In his sixth Budget, Bill English has served up a pretty reasonable main course for families – with more spending on health and some on housing.

But, it’s the promise of a tax cut dessert (possibly three years away) that’s going to get voters to the table later this year.

The “steady as she goes” Finance Minister and his party realise the election rests on the sentiment of middle class mums and dads – some of them on struggle street.

So, Budget 2014 has cleverly pinched the Opposition’s policy platform with announcements such as the $172 million to boost paid parental leave next year.

As Mr English said in his speech to Parliament, “what’s good for vulnerable kids and communities is also good for the government’s books”.

Right wing pundits will be disappointed National has moved into left wing territory, even if it does cut Labour and the Greens off at the pass.

Cognito thinks the $90 million extension of free doctors’ visits for children under 13 years old (in time for winter) is a friendly nod to NZ First Leader Winston Peters who introduced the existing free visits for children under six years. This could factor (positively for National) in post-election negotiations. The policy also means more money in people’s pockets too.

Alongside families, Auckland and Christchurch are winners (mainly housing), while business also get some good news with research and development tax relief.

Rising house prices got some token attention with temporary suspension of duties and tariffs on imported building materials to save $3,500 on the cost a new build.

Business innovation spending includes $56.8 million over four years in contestable science and innovation (increasing the total to $1.5 billion by 2015/16).

Key themes in the Budget include a consistent approach to modest spending, a return to surplus ($375 million next year), and reducing Crown debt to 20% of GDP by 2020.
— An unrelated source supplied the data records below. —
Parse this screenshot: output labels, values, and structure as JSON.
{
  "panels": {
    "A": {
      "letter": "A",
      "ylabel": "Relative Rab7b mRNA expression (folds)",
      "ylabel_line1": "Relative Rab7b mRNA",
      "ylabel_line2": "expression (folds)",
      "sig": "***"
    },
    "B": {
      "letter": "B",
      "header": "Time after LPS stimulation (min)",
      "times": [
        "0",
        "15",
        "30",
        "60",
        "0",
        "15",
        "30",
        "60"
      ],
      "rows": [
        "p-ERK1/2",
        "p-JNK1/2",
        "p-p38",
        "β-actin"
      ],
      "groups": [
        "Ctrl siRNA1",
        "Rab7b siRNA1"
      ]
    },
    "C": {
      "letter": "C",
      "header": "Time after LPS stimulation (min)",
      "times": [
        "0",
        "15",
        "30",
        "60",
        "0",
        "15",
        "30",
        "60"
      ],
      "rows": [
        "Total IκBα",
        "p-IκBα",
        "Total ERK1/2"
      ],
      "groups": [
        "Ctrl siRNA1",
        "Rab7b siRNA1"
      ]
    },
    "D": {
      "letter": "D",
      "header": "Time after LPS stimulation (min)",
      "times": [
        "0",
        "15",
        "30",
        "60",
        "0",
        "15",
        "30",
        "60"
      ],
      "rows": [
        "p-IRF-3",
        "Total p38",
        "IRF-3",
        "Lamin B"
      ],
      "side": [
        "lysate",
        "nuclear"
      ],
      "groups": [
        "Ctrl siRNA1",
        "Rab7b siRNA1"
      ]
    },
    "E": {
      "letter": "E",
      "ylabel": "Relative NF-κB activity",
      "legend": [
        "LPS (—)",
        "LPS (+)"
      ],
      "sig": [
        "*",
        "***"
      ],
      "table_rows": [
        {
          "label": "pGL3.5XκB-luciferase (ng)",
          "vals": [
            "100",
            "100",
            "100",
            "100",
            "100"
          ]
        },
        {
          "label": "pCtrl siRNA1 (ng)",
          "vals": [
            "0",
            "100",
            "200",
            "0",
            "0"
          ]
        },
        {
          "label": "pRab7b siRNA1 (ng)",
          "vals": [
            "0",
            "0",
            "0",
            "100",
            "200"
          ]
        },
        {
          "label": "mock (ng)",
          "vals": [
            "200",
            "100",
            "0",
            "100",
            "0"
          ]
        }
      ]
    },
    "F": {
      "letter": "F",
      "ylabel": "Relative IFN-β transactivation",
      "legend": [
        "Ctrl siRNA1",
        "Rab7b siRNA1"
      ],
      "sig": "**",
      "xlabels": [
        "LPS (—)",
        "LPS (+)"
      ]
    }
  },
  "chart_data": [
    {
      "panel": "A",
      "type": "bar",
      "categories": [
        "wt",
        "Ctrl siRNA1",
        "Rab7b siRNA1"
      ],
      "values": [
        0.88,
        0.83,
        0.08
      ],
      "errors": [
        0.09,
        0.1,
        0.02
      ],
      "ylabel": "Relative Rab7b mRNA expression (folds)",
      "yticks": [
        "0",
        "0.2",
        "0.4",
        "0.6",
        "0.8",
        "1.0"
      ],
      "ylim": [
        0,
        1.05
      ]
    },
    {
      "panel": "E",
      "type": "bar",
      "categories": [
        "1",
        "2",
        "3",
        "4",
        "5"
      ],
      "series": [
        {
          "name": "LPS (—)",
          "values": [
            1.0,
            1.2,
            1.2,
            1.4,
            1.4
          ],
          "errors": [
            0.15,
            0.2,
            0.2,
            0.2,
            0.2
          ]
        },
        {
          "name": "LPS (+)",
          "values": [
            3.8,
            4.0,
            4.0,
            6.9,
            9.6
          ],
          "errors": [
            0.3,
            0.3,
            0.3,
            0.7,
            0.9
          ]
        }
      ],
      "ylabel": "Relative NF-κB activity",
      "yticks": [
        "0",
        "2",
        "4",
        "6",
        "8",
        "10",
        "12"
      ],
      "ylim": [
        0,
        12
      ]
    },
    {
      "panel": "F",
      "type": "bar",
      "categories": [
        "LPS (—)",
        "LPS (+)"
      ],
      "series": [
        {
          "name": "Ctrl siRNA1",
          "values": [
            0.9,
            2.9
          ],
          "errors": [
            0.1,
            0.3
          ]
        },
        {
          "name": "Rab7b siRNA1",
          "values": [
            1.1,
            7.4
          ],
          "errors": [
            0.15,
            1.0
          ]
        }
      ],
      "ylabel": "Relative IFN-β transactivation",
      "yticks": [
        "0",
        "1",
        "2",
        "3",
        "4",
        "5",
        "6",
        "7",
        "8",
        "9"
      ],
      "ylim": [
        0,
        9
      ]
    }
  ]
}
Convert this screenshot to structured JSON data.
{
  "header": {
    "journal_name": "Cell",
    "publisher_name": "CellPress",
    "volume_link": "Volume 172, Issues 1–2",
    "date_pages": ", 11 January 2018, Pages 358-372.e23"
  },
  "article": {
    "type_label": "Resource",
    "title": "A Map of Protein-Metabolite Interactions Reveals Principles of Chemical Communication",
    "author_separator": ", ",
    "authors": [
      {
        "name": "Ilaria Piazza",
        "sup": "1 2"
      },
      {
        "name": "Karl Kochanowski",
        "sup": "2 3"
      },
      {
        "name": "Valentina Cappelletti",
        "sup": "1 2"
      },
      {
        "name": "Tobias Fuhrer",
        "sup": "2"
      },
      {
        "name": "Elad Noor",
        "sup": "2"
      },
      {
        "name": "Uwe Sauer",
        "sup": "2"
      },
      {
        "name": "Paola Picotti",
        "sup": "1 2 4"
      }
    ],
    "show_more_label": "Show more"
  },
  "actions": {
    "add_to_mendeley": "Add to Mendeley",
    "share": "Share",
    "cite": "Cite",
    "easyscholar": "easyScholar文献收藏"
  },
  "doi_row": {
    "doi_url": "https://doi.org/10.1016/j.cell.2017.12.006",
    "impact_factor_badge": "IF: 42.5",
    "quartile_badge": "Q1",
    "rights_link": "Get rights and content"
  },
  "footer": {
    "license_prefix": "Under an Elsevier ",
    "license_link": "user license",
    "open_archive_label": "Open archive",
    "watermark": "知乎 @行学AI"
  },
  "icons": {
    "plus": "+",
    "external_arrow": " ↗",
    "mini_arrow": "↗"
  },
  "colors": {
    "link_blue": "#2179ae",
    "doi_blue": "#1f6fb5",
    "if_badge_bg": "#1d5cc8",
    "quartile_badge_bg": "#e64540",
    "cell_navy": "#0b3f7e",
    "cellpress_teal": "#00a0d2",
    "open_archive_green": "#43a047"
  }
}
For the first time, the total health budget will top the $15 billion mark in 2014/15, thanks partly to the skills of outgoing Health Minister Tony Ryall and the belief that better healthcare will result in better economic wellbeing.

Minister Joyce also got a win for his Business Growth Agenda, with $53 million to establish another three Centres of Research Excellence (CoREs) increasing the number to 10, including a CoRE that focuses on Maori research.

To support inroads into export markets, the Budget also includes:

  • $69 million for NZTE to expand New Zealand’s presence in China, South America and the Middle East, to help 200 more firms break into markets.
  • $57 million extra over four years for contestable science funding.
  • $58 million in increased tax deductions for R&D by start-up firms.
  • 6,000 extra places in the apprenticeship reboot.

The Government is also raiding its Future Investment Fund (created with the assets sales money) to pay $200 million for health, $175.5 million for education, and $198 million to KiwiRail and its plagued Aratere ferry.

In addition, the Fund will pay $375 million of new capital to NZTA, $75 million for a Christchurch housing contingency, $40 million for Crown irrigation, $30.6 million towards the Hobsonville Land Company housing development, $11.3 million for the TVNZ Archive at Avalon, and $8 million for maintenance of Te Papa – the national museum.

This leaves $1.7 billion in the Future Investment Fund for Budget 2015 and 2016 – leaving options open for future spending on public services.

The sticky sweets are still on the shelf for now but the packet is open. Cognito expects more sweeteners to be announced come August. Look out for more focus on Canterbury and Auckland.

In the meantime, Mr English has lived up to expectations by delivering a modest surplus and laying the platform for his boss to woo voters ahead of the election.